The 82-foot ship assist tug, built by Coden, Ala. shipbuilder Master Boat Builders, is expected to enter service at the Port of San Diego in 2024. Video footage of the vessel on sea trials was shared by Crowley on social media.

The eWolf is designed to operate on full electric power, producing zero carbon emissions and expected 70 ton bollard pull strength. The vessel is equipped with an integrated electrical package provided by ABB, a 6.2 MWh Orca battery energy storage system from Corvus Energy and two electrically driven Schottel RudderPropellers type SRP 430 LE (2,050 kW each) featuring propeller diameters of 2.5 meters. The vessel also has two small generators on board for emergency use and to enable long distance transits at a reduced speed.

The tug’s battery system will be charged at a specially designed shoreside station featuring two Corvus Orca BOBs (battery on board), the containerized version of the Corvus Orca ESS.

The vessel is designed to ABS class and compliant with U.S. Coast Guard Subchapter M regulations.

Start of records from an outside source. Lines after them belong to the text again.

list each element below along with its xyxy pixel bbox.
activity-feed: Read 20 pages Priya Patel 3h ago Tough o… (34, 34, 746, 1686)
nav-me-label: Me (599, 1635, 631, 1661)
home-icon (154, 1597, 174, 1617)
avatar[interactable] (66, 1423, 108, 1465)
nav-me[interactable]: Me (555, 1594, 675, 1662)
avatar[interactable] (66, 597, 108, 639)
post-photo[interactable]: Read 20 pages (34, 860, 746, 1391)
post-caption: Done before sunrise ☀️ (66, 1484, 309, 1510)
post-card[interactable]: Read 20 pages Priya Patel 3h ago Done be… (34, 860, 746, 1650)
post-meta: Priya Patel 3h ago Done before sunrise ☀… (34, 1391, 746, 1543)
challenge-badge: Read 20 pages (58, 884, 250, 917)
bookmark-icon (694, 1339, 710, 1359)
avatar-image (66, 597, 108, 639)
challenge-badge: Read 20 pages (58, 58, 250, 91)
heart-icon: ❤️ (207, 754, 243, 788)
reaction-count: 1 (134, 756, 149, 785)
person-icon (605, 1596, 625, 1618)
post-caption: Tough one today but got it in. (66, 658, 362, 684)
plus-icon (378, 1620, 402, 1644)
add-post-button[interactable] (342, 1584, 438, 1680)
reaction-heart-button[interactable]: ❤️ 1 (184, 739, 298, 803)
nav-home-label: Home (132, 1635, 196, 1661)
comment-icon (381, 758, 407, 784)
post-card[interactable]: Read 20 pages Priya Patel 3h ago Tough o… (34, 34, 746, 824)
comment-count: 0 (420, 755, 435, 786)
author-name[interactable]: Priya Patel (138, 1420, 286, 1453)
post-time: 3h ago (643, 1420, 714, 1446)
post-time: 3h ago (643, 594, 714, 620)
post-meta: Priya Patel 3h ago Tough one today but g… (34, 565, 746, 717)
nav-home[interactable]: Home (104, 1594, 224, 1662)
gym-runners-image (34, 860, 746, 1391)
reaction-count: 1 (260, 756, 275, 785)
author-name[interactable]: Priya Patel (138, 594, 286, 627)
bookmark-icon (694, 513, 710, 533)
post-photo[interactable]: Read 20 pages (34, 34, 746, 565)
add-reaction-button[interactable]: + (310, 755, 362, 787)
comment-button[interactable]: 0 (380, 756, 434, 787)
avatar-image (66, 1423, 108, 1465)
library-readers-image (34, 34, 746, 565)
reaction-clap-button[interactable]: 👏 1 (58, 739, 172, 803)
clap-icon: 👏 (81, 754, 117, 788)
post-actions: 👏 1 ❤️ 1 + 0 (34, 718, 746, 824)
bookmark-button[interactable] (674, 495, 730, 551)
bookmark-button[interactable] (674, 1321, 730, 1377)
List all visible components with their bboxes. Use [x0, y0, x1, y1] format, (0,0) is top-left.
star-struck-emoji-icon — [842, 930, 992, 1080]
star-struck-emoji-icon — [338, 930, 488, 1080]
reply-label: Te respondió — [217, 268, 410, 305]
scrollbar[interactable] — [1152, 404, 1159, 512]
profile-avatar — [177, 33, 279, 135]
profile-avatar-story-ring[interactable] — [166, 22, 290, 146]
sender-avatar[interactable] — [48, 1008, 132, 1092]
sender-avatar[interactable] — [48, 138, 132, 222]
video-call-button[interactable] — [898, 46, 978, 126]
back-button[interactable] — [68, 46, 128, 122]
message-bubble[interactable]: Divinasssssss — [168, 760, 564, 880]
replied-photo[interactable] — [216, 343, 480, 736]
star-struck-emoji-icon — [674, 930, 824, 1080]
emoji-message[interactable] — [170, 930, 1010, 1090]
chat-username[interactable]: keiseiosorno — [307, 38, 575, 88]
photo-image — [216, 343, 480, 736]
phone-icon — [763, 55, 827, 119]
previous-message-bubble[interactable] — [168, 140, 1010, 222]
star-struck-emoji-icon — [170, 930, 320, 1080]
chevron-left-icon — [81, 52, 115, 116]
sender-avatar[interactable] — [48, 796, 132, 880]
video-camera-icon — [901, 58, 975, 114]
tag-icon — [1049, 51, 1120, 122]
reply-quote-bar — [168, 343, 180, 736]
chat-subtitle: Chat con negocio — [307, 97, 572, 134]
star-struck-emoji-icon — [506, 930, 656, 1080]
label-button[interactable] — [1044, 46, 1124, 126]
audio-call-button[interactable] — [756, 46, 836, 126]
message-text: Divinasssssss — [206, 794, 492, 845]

The Jones Act compliant all-electric tug—the first-of-its-kind in the U.S.—is a result of a partnership among Crowley, the San Diego County Air Pollution Control District, the California Air Resources Board, the Port of San Diego, the U.S. Environmental Protection Agency and the U.S. Maritime Administration, which all provided financial support and other resources.

Vessel owners and operators are increasingly considering hybrid and fully electric vessels as part of efforts to reduce emissions.

Crowley in 2021 announced its commitment to reach net-zero emissions across all scopes by 2050. The Jacksonville, Fla.-based company estimates it will reduce overall emissions by 4.2 million metric tons of greenhouse gases per year.